Éstas eran las fantásticas divagaciones a las que me entregaba continuamente, excitado por las diversas creencias míticas que iba descubriendo en el curso de mis investigaciones. No cabía duda, pues, de que había determinadas historias —persistentes desde la más remota antigüedad y desconocidas, al parecer, tanto por las víctimas de amnesia como por los médicos que habían estudiado sus casos más recientes— que formaban como un plan asombroso y terrible destinado a raptar la mente de los hombres, como había ocurrido en mi caso. Aún ahora tengo miedo de referir la naturaleza de esos sueños, y las ideas que me asaltaban con mayor intensidad cada vez. Era de locura. A veces creía que, de verdad, me estaba volviendo loco. ¿Acaso era víctima de algún tipo de alucinación que afectaba a los que habían sufrido una laguna en la memoria? En ese caso, no sería del todo inverosímil que el subconsciente, en un esfuerzo por llenar un vacío confuso con pseudorrecuerdos, diera lugar a extravagantes aberraciones de la imaginación.

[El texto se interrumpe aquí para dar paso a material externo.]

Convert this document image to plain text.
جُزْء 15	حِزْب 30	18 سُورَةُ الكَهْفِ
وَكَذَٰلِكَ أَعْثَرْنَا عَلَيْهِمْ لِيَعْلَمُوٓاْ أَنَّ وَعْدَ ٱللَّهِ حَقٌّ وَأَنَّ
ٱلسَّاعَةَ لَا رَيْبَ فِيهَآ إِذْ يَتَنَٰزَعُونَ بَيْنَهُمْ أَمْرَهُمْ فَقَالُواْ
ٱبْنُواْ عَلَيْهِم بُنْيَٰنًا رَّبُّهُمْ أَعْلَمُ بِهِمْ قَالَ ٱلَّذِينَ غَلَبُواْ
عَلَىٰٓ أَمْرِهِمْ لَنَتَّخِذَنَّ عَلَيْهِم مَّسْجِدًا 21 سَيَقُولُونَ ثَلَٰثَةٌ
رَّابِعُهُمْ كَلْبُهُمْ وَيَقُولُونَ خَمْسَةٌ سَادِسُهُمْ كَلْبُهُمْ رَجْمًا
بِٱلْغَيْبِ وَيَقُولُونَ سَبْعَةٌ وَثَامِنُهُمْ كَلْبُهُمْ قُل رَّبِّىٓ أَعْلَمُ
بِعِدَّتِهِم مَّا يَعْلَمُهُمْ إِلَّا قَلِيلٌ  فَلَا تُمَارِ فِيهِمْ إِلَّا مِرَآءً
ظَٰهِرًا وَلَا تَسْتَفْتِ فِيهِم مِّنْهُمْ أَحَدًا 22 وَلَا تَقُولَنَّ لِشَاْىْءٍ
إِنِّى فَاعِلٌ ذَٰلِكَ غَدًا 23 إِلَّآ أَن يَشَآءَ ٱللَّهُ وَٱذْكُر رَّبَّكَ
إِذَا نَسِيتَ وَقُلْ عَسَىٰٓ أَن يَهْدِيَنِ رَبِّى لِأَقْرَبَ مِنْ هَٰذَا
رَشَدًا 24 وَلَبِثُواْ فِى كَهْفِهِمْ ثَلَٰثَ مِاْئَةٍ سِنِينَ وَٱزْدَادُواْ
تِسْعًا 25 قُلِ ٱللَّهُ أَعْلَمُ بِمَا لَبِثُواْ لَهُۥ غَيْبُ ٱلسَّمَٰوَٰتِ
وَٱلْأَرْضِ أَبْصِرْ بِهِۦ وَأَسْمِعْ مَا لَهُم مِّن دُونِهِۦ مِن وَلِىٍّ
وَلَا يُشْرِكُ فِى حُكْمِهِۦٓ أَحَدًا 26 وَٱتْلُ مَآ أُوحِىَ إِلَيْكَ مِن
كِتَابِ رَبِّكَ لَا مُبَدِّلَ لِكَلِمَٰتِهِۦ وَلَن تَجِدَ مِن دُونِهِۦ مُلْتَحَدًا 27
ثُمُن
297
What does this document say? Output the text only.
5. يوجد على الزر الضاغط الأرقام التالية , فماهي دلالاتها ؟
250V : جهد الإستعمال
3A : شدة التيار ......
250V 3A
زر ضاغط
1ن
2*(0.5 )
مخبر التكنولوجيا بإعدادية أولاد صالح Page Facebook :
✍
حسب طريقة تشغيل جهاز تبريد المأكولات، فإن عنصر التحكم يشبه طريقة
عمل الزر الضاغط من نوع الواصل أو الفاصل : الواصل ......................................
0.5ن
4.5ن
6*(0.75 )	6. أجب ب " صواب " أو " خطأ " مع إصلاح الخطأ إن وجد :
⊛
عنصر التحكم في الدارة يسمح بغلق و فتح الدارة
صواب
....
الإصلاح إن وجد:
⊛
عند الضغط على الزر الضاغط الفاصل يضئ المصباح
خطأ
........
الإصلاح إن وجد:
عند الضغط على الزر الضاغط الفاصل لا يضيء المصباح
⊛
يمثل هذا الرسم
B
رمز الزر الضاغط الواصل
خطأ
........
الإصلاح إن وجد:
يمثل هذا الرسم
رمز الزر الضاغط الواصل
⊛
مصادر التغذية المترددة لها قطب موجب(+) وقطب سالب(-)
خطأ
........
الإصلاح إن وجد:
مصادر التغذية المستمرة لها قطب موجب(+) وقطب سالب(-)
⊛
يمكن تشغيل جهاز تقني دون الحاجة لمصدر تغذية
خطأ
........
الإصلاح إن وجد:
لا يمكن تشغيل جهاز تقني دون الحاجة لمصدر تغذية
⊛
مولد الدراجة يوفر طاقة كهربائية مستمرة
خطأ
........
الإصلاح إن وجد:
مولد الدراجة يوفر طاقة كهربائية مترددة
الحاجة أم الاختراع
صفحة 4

Aunque me inclinaba más bien por una interpretación basada en los mitos populares, las teorías basadas en dichos esfuerzos del subconsciente gozaban de mayor preponderancia entre los alienistas que me ayudaban en mi búsqueda de casos similares al mío, y que compartieron mi asombro ante el exacto paralelismo que solíamos descubrir.

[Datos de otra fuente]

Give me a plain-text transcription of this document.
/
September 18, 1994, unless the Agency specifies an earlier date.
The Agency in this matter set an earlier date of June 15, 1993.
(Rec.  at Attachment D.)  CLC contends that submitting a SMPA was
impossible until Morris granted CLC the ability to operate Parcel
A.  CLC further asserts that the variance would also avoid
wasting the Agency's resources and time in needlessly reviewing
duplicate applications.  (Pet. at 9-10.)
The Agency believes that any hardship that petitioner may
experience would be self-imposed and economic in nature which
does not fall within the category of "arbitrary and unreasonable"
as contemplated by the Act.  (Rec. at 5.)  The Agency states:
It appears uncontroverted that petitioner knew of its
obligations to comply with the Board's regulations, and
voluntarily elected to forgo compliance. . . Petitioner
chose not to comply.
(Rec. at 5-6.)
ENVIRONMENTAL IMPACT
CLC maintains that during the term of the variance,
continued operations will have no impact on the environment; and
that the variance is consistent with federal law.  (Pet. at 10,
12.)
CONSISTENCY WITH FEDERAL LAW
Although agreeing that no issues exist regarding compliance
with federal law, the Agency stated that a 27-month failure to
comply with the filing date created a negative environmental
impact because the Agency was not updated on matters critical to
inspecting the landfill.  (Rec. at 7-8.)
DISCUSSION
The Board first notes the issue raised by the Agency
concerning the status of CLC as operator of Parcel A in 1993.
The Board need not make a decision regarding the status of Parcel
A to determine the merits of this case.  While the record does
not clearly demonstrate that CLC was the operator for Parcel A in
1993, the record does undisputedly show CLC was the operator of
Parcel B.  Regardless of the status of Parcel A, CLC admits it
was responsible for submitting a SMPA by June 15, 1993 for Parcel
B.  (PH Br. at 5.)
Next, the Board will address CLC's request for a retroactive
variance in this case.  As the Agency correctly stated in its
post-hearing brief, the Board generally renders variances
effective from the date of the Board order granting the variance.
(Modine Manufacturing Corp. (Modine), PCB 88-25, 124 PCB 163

Para los psiquiatras mi estado no podía diagnosticarse como verdadera enfermedad mental, sino más bien como trastorno neurótico. De acuerdo con las normas psicológicas más científicas, alentaron cualquier intento por mi parte de buscar datos que aportaran alguna luz en este asunto, en vez de pretender inútilmente soslayarlo; yo tenía en cuenta, especialmente, la opinión de aquellos médicos que me habían estudiado durante el tiempo que estuve dominado por la otra personalidad.

Mis primeros trastornos no fueron de índole visual, sino que se relacionaban con las cuestiones abstractas que ya he mencionado. Y experimenté, también al principio, un sentimiento vago y profundo de inexplicable horror: consistía en una extraña aversión a contemplar mi propia figura, como si temiera que mis ojos fueran a descubrir algo ajeno e inconcebiblemente repugnante.

Cuando por fin me atrevía a mirarme, y percibía mi figura humana y familiar, sentía un raro alivio. Pero para lograr ese descanso tenía que vencer primero un miedo infinito. Evitaba los espejos por sistema, así que me afeitaba en la barbería.

Pasé mucho tiempo sin relacionar estos sentimientos inquietantes con las visiones fugaces que pronto comenzaron a asaltarme cada vez más, y la primera vez que lo hice fue con motivo de la extraña sensación que tenía de que mi memoria había sido alterada de manera artificial.